Acknowledging the assistance and dedication of the medical profession in winning this hugely important legal case, Henry Boothman commented,
“It has largely been a medical fight and now that it has been accepted that the disease arises out of the nature of our employment, our members naturally feel deeply grateful to the two doctors (Wilson and Southam) at the Manchester Infirmary who have patiently watched the growth of the disease and traced its cause. We as operative spinners hope it is not too much to expect that serious efforts will be put forward by the employers to make the risk of infection the very smallest possible.
The disease as it affects our members is an extremely painful one and in spite of operations, we have no assurance that it will not recur. Obviously the first duty in the light of the evidence tendered during the recent test case, is to investigate in conjunction with the medical profession the cancer producing properties of mineral oil. I am hopeful that something of this sort will be set afoot.” (LEP Sep’ 9th 1924)

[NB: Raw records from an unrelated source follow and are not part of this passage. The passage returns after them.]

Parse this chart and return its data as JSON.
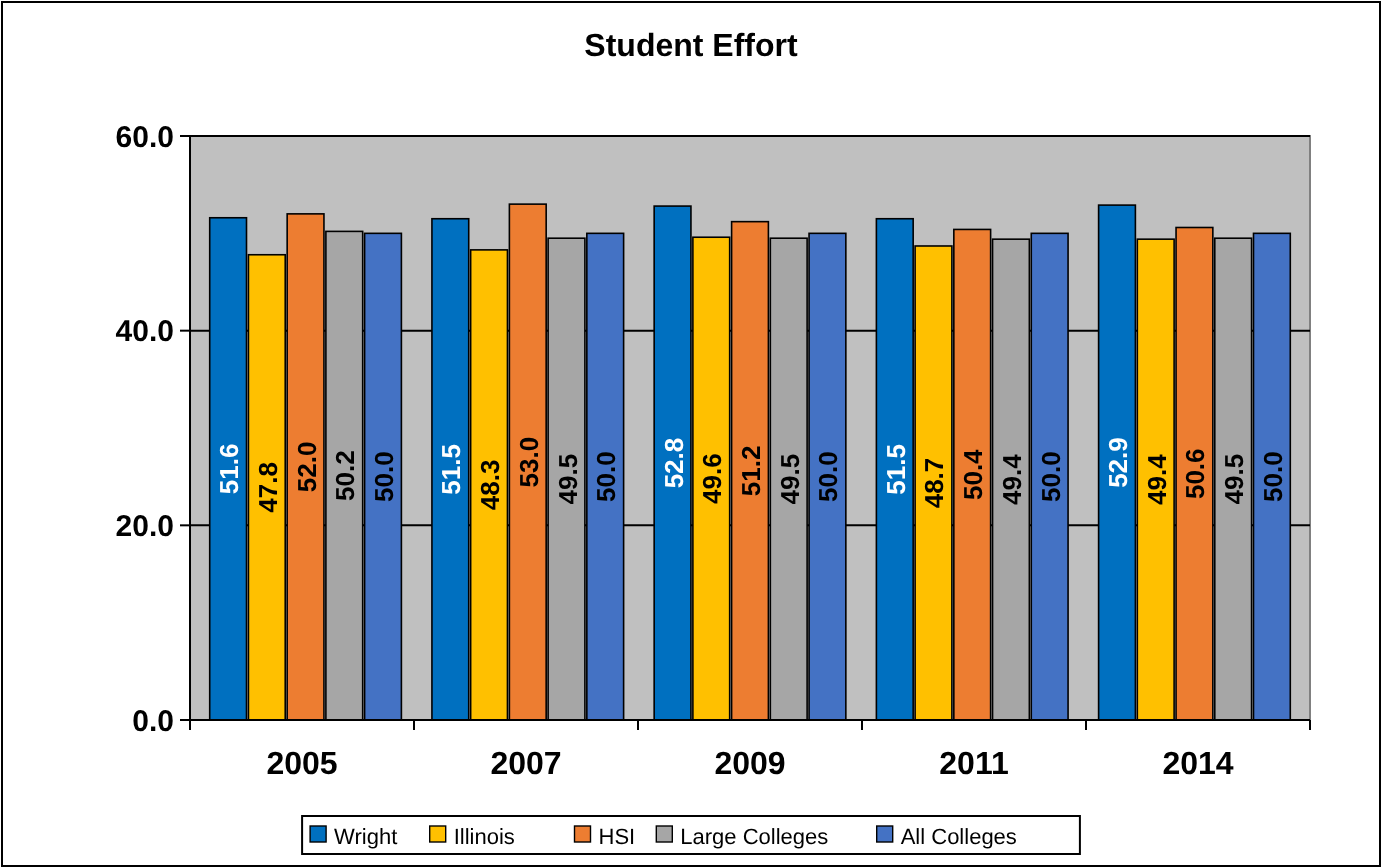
{
  "chart_data": {
    "type": "bar",
    "title": "Student Effort",
    "categories": [
      "2005",
      "2007",
      "2009",
      "2011",
      "2014"
    ],
    "series": [
      {
        "name": "Wright",
        "color": "#0070c0",
        "values": [
          51.6,
          51.5,
          52.8,
          51.5,
          52.9
        ],
        "value_labels": [
          "51.6",
          "51.5",
          "52.8",
          "51.5",
          "52.9"
        ]
      },
      {
        "name": "Illinois",
        "color": "#ffc000",
        "values": [
          47.8,
          48.3,
          49.6,
          48.7,
          49.4
        ],
        "value_labels": [
          "47.8",
          "48.3",
          "49.6",
          "48.7",
          "49.4"
        ]
      },
      {
        "name": "HSI",
        "color": "#ed7d31",
        "values": [
          52,
          53,
          51.2,
          50.4,
          50.6
        ],
        "value_labels": [
          "52.0",
          "53.0",
          "51.2",
          "50.4",
          "50.6"
        ]
      },
      {
        "name": "Large Colleges",
        "color": "#a6a6a6",
        "values": [
          50.2,
          49.5,
          49.5,
          49.4,
          49.5
        ],
        "value_labels": [
          "50.2",
          "49.5",
          "49.5",
          "49.4",
          "49.5"
        ]
      },
      {
        "name": "All Colleges",
        "color": "#4472c4",
        "values": [
          50,
          50,
          50,
          50,
          50
        ],
        "value_labels": [
          "50.0",
          "50.0",
          "50.0",
          "50.0",
          "50.0"
        ]
      }
    ],
    "ylim": [
      0,
      60
    ],
    "yticks": [
      {
        "value": 0,
        "label": "0.0"
      },
      {
        "value": 20,
        "label": "20.0"
      },
      {
        "value": 40,
        "label": "40.0"
      },
      {
        "value": 60,
        "label": "60.0"
      }
    ],
    "grid": "y",
    "legend": "bottom"
  }
}
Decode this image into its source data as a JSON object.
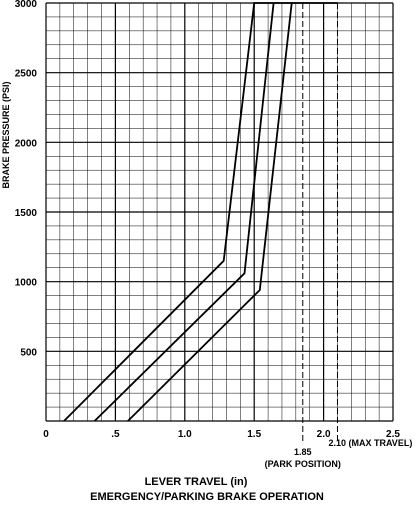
{
  "chart_data": {
    "type": "line",
    "title": "EMERGENCY/PARKING BRAKE OPERATION",
    "xlabel": "LEVER TRAVEL (in)",
    "ylabel": "BRAKE PRESSURE (PSI)",
    "xlim": [
      0,
      2.5
    ],
    "ylim": [
      0,
      3000
    ],
    "grid": true,
    "x_ticks": [
      {
        "value": 0,
        "label": "0"
      },
      {
        "value": 0.5,
        "label": ".5"
      },
      {
        "value": 1.0,
        "label": "1.0"
      },
      {
        "value": 1.5,
        "label": "1.5"
      },
      {
        "value": 2.0,
        "label": "2.0"
      },
      {
        "value": 2.5,
        "label": "2.5"
      }
    ],
    "y_ticks": [
      {
        "value": 500,
        "label": "500"
      },
      {
        "value": 1000,
        "label": "1000"
      },
      {
        "value": 1500,
        "label": "1500"
      },
      {
        "value": 2000,
        "label": "2000"
      },
      {
        "value": 2500,
        "label": "2500"
      },
      {
        "value": 3000,
        "label": "3000"
      }
    ],
    "series": [
      {
        "x": [
          0.13,
          1.28,
          1.5,
          2.1
        ],
        "y": [
          0,
          1150,
          3000,
          3000
        ]
      },
      {
        "x": [
          0.35,
          1.43,
          1.64
        ],
        "y": [
          0,
          1060,
          3000
        ]
      },
      {
        "x": [
          0.59,
          1.54,
          1.77
        ],
        "y": [
          0,
          940,
          3000
        ]
      }
    ],
    "reference_lines": [
      {
        "x": 1.85,
        "label": "1.85",
        "sublabel": "(PARK POSITION)"
      },
      {
        "x": 2.1,
        "label": "2.10 (MAX TRAVEL)"
      }
    ]
  }
}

A Home Office enquiry was launched in 1925 and reported in 1926 that mineral oil was identified as the prime cause of epithelioma of the scrotum. A number of recommendations were put forward including,
1-Experimental research to be instituted into oils with a view to finding oils which are innocuous and at the same time suitable as lubricants.
2-Development of a non splash type of spindle bearing, more particularly for new mules
3-Prevention of oil splash from the spindles of existing mules by means of some sort of guard, the type to be decided by a series of tests to be mutually agreed upon and arranged by the Masters Federation and the operative spinners.

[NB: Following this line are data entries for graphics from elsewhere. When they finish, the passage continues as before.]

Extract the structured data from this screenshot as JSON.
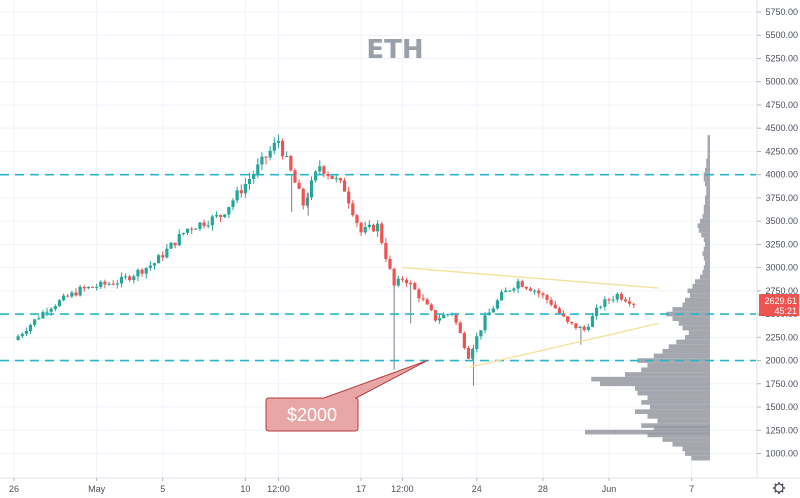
{
  "chart_data": {
    "type": "candlestick",
    "title": "ETH",
    "y_axis": {
      "position": "right",
      "ylim": [
        750,
        5900
      ],
      "ticks": [
        1000,
        1250,
        1500,
        1750,
        2000,
        2250,
        2500,
        2750,
        3000,
        3250,
        3500,
        3750,
        4000,
        4250,
        4500,
        4750,
        5000,
        5250,
        5500,
        5750
      ],
      "tick_labels": [
        "1000.00",
        "1250.00",
        "1500.00",
        "1750.00",
        "2000.00",
        "2250.00",
        "2500.00",
        "2750.00",
        "3000.00",
        "3250.00",
        "3500.00",
        "3750.00",
        "4000.00",
        "4250.00",
        "4500.00",
        "4750.00",
        "5000.00",
        "5250.00",
        "5500.00",
        "5750.00"
      ]
    },
    "x_axis": {
      "tick_labels": [
        "26",
        "May",
        "5",
        "10",
        "12:00",
        "17",
        "12:00",
        "24",
        "28",
        "Jun",
        "7"
      ],
      "tick_days": [
        0,
        5,
        9,
        14,
        16,
        21,
        23.5,
        28,
        32,
        36,
        41
      ]
    },
    "ohlc_anchors": [
      {
        "day": 0.0,
        "close": 2220
      },
      {
        "day": 2.0,
        "close": 2560
      },
      {
        "day": 4.0,
        "close": 2760
      },
      {
        "day": 6.5,
        "close": 2860
      },
      {
        "day": 8.5,
        "close": 3050
      },
      {
        "day": 10.5,
        "close": 3420
      },
      {
        "day": 12.5,
        "close": 3560
      },
      {
        "day": 14.0,
        "close": 3900
      },
      {
        "day": 15.5,
        "close": 4250
      },
      {
        "day": 16.0,
        "close": 4370
      },
      {
        "day": 17.5,
        "close": 3680
      },
      {
        "day": 18.5,
        "close": 4100
      },
      {
        "day": 20.0,
        "close": 3850
      },
      {
        "day": 21.0,
        "close": 3380
      },
      {
        "day": 22.0,
        "close": 3450
      },
      {
        "day": 23.0,
        "close": 2800
      },
      {
        "day": 23.6,
        "close": 2900
      },
      {
        "day": 24.5,
        "close": 2700
      },
      {
        "day": 25.5,
        "close": 2450
      },
      {
        "day": 26.5,
        "close": 2520
      },
      {
        "day": 27.5,
        "close": 2050
      },
      {
        "day": 28.5,
        "close": 2450
      },
      {
        "day": 29.5,
        "close": 2700
      },
      {
        "day": 30.5,
        "close": 2850
      },
      {
        "day": 31.5,
        "close": 2760
      },
      {
        "day": 32.5,
        "close": 2620
      },
      {
        "day": 33.5,
        "close": 2400
      },
      {
        "day": 34.5,
        "close": 2330
      },
      {
        "day": 35.5,
        "close": 2600
      },
      {
        "day": 36.5,
        "close": 2710
      },
      {
        "day": 37.5,
        "close": 2630
      }
    ],
    "wicks": [
      {
        "day": 16.8,
        "low": 3600
      },
      {
        "day": 17.8,
        "low": 3560
      },
      {
        "day": 23.0,
        "low": 1900
      },
      {
        "day": 24.0,
        "low": 2400
      },
      {
        "day": 27.8,
        "low": 1730
      },
      {
        "day": 34.3,
        "low": 2170
      }
    ],
    "horizontal_levels": [
      4000,
      2500,
      2000
    ],
    "triangle": {
      "upper": [
        [
          23.5,
          3000
        ],
        [
          39.0,
          2780
        ]
      ],
      "lower": [
        [
          27.6,
          1930
        ],
        [
          39.0,
          2400
        ]
      ]
    },
    "current_price": {
      "value": 2629.61,
      "label": "2629.61",
      "countdown": "45:21"
    },
    "annotation": {
      "text": "$2000",
      "target_day": 25.0,
      "target_price": 2000
    },
    "volume_profile": {
      "bins": [
        [
          950,
          0.15
        ],
        [
          1000,
          0.2
        ],
        [
          1050,
          0.22
        ],
        [
          1100,
          0.3
        ],
        [
          1150,
          0.38
        ],
        [
          1200,
          0.5
        ],
        [
          1230,
          1.0
        ],
        [
          1270,
          0.45
        ],
        [
          1300,
          0.55
        ],
        [
          1350,
          0.42
        ],
        [
          1400,
          0.5
        ],
        [
          1450,
          0.6
        ],
        [
          1500,
          0.48
        ],
        [
          1550,
          0.55
        ],
        [
          1600,
          0.5
        ],
        [
          1650,
          0.58
        ],
        [
          1700,
          0.6
        ],
        [
          1750,
          0.88
        ],
        [
          1800,
          0.95
        ],
        [
          1850,
          0.68
        ],
        [
          1900,
          0.55
        ],
        [
          1950,
          0.5
        ],
        [
          2000,
          0.58
        ],
        [
          2050,
          0.45
        ],
        [
          2100,
          0.38
        ],
        [
          2150,
          0.33
        ],
        [
          2200,
          0.27
        ],
        [
          2250,
          0.2
        ],
        [
          2300,
          0.17
        ],
        [
          2350,
          0.22
        ],
        [
          2400,
          0.25
        ],
        [
          2450,
          0.3
        ],
        [
          2500,
          0.35
        ],
        [
          2550,
          0.3
        ],
        [
          2600,
          0.22
        ],
        [
          2650,
          0.2
        ],
        [
          2700,
          0.16
        ],
        [
          2750,
          0.18
        ],
        [
          2800,
          0.14
        ],
        [
          2850,
          0.12
        ],
        [
          2900,
          0.08
        ],
        [
          2950,
          0.06
        ],
        [
          3000,
          0.05
        ],
        [
          3050,
          0.04
        ],
        [
          3100,
          0.05
        ],
        [
          3150,
          0.06
        ],
        [
          3200,
          0.05
        ],
        [
          3250,
          0.04
        ],
        [
          3300,
          0.05
        ],
        [
          3350,
          0.07
        ],
        [
          3400,
          0.09
        ],
        [
          3450,
          0.1
        ],
        [
          3500,
          0.08
        ],
        [
          3550,
          0.06
        ],
        [
          3600,
          0.05
        ],
        [
          3650,
          0.05
        ],
        [
          3700,
          0.04
        ],
        [
          3750,
          0.04
        ],
        [
          3800,
          0.03
        ],
        [
          3850,
          0.03
        ],
        [
          3900,
          0.04
        ],
        [
          3950,
          0.05
        ],
        [
          4000,
          0.05
        ],
        [
          4050,
          0.04
        ],
        [
          4100,
          0.03
        ],
        [
          4150,
          0.03
        ],
        [
          4200,
          0.02
        ],
        [
          4250,
          0.02
        ],
        [
          4300,
          0.02
        ],
        [
          4350,
          0.02
        ],
        [
          4400,
          0.02
        ]
      ]
    },
    "grid": true,
    "colors": {
      "up": "#26a69a",
      "down": "#ef5350",
      "level_line": "#2bb5c8",
      "triangle": "#f3e29c",
      "price_badge": "#ef5350",
      "callout_fill": "#e8a6a6",
      "callout_stroke": "#b43a3a",
      "profile": "#9598a1",
      "title": "#9aa0a8"
    }
  },
  "ui": {
    "settings_icon": "gear-icon"
  }
}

4-Periodic medical examination of the workers and,
a)-To be tried at first on a voluntary basis, but if unsuccessful in one year or at any subsequent period, to be made compulsory.
b)-To be performed at the factory.
c)-To take place at least every four months.

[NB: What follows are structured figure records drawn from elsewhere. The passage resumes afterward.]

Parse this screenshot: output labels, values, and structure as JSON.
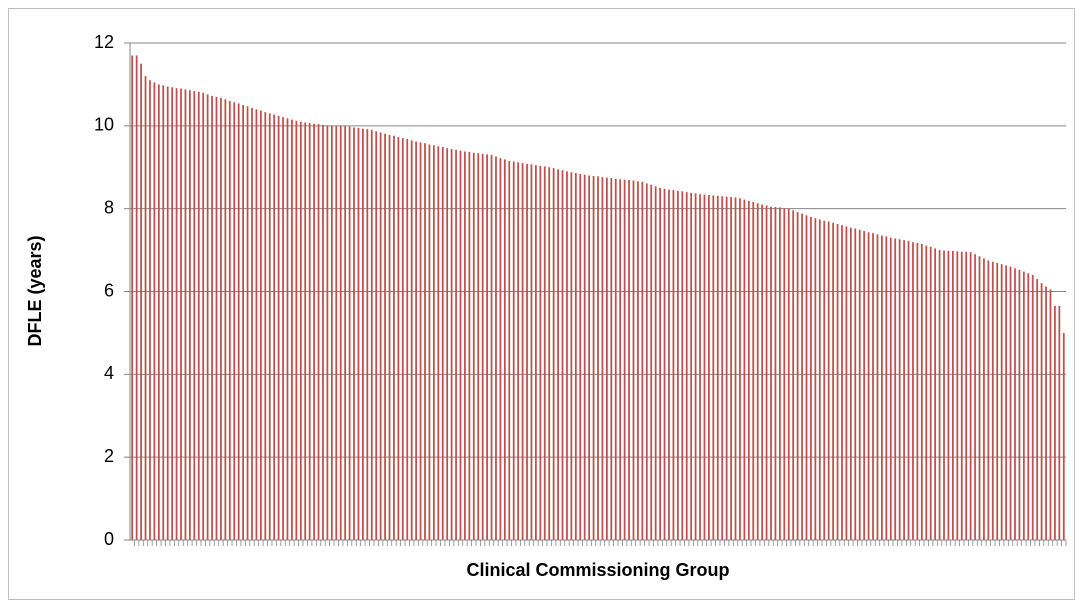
{
  "chart_data": {
    "type": "bar",
    "x_label": "Clinical Commissioning Group",
    "y_label": "DFLE (years)",
    "color": "#c0504d",
    "grid": true,
    "ylim": [
      0,
      12
    ],
    "yticks": [
      0,
      2,
      4,
      6,
      8,
      10,
      12
    ],
    "categories": [
      null,
      null,
      null,
      null,
      null,
      null,
      null,
      null,
      null,
      null,
      null,
      null,
      null,
      null,
      null,
      null,
      null,
      null,
      null,
      null,
      null,
      null,
      null,
      null,
      null,
      null,
      null,
      null,
      null,
      null,
      null,
      null,
      null,
      null,
      null,
      null,
      null,
      null,
      null,
      null,
      null,
      null,
      null,
      null,
      null,
      null,
      null,
      null,
      null,
      null,
      null,
      null,
      null,
      null,
      null,
      null,
      null,
      null,
      null,
      null,
      null,
      null,
      null,
      null,
      null,
      null,
      null,
      null,
      null,
      null,
      null,
      null,
      null,
      null,
      null,
      null,
      null,
      null,
      null,
      null,
      null,
      null,
      null,
      null,
      null,
      null,
      null,
      null,
      null,
      null,
      null,
      null,
      null,
      null,
      null,
      null,
      null,
      null,
      null,
      null,
      null,
      null,
      null,
      null,
      null,
      null,
      null,
      null,
      null,
      null,
      null,
      null,
      null,
      null,
      null,
      null,
      null,
      null,
      null,
      null,
      null,
      null,
      null,
      null,
      null,
      null,
      null,
      null,
      null,
      null,
      null,
      null,
      null,
      null,
      null,
      null,
      null,
      null,
      null,
      null,
      null,
      null,
      null,
      null,
      null,
      null,
      null,
      null,
      null,
      null,
      null,
      null,
      null,
      null,
      null,
      null,
      null,
      null,
      null,
      null,
      null,
      null,
      null,
      null,
      null,
      null,
      null,
      null,
      null,
      null,
      null,
      null,
      null,
      null,
      null,
      null,
      null,
      null,
      null,
      null,
      null,
      null,
      null,
      null,
      null,
      null,
      null,
      null,
      null,
      null,
      null,
      null,
      null,
      null,
      null,
      null,
      null,
      null,
      null,
      null,
      null,
      null,
      null,
      null,
      null,
      null,
      null,
      null,
      null,
      null,
      null
    ],
    "values": [
      11.7,
      11.7,
      11.5,
      11.2,
      11.1,
      11.05,
      11.0,
      10.98,
      10.95,
      10.93,
      10.91,
      10.9,
      10.88,
      10.86,
      10.84,
      10.82,
      10.8,
      10.76,
      10.72,
      10.7,
      10.68,
      10.64,
      10.6,
      10.57,
      10.54,
      10.5,
      10.47,
      10.43,
      10.4,
      10.37,
      10.33,
      10.3,
      10.27,
      10.24,
      10.21,
      10.18,
      10.15,
      10.12,
      10.1,
      10.08,
      10.07,
      10.05,
      10.04,
      10.02,
      10.01,
      10.0,
      10.0,
      10.0,
      9.99,
      9.98,
      9.96,
      9.95,
      9.93,
      9.92,
      9.9,
      9.87,
      9.84,
      9.81,
      9.78,
      9.76,
      9.73,
      9.7,
      9.68,
      9.65,
      9.62,
      9.6,
      9.58,
      9.55,
      9.53,
      9.51,
      9.49,
      9.46,
      9.44,
      9.42,
      9.4,
      9.38,
      9.37,
      9.35,
      9.34,
      9.32,
      9.31,
      9.3,
      9.26,
      9.22,
      9.19,
      9.15,
      9.14,
      9.12,
      9.1,
      9.08,
      9.07,
      9.05,
      9.03,
      9.02,
      9.0,
      8.98,
      8.95,
      8.93,
      8.9,
      8.88,
      8.86,
      8.84,
      8.82,
      8.8,
      8.79,
      8.78,
      8.76,
      8.75,
      8.74,
      8.72,
      8.71,
      8.7,
      8.69,
      8.68,
      8.66,
      8.65,
      8.61,
      8.58,
      8.54,
      8.5,
      8.48,
      8.46,
      8.45,
      8.43,
      8.42,
      8.4,
      8.38,
      8.37,
      8.35,
      8.34,
      8.33,
      8.32,
      8.31,
      8.3,
      8.29,
      8.28,
      8.27,
      8.25,
      8.22,
      8.19,
      8.16,
      8.13,
      8.1,
      8.08,
      8.05,
      8.04,
      8.03,
      8.01,
      8.0,
      7.96,
      7.92,
      7.88,
      7.84,
      7.8,
      7.77,
      7.74,
      7.71,
      7.69,
      7.66,
      7.63,
      7.6,
      7.57,
      7.54,
      7.52,
      7.49,
      7.46,
      7.43,
      7.41,
      7.38,
      7.35,
      7.33,
      7.3,
      7.28,
      7.26,
      7.24,
      7.22,
      7.19,
      7.17,
      7.15,
      7.11,
      7.08,
      7.04,
      7.0,
      6.99,
      6.98,
      6.98,
      6.97,
      6.96,
      6.96,
      6.95,
      6.9,
      6.85,
      6.8,
      6.75,
      6.72,
      6.69,
      6.66,
      6.63,
      6.6,
      6.56,
      6.52,
      6.48,
      6.44,
      6.4,
      6.3,
      6.2,
      6.12,
      6.05,
      5.65,
      5.65,
      5.0
    ]
  }
}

d)-To include every worker in the mule spinning room who is 30 years of age or over
e)-To be performed by three or four medical men appointed by the trade, with Home Office approval, for the whole area or failing this by special medical men appointed for suitable areas by the Home Office in conjunction with traderepresentatives, all workers in any given area to be examined by one man.
5-Education by periodic distribution of leaflets in order to direct attention to the importance of cleanliness and to the dangers of delay in securing early treatment.
In 1927, three years after the court case identified mineral oils as the likely cause of “spinner’s cancer”, a cluster of cases in Preston was causing huge concern. It was decided by Robert Handley, the secretary of the Preston Operative Spinners, along with the Association committee, to engage the services of an eminent surgeon named Dr Duncan. All Preston and district operative spinners willing to undergo medical examinations would be seen by Dr Duncan beginning with men aged 35 and over who would attend in batches from each individual mill. Most operative spinners took up the invitation and expressed appreciation to the Preston Spinners Association for the work they had done in connection with this vital health issue. (LCRO-Preston Operative Spinners Minute Book Nov’ 15th 1927)
It is estimated that between 1911 and 1938 over 500 deaths occurred among operative cotton spinners as a result of cancer of the scrotum. Deaths from the same cause prior to 1911 are unknown.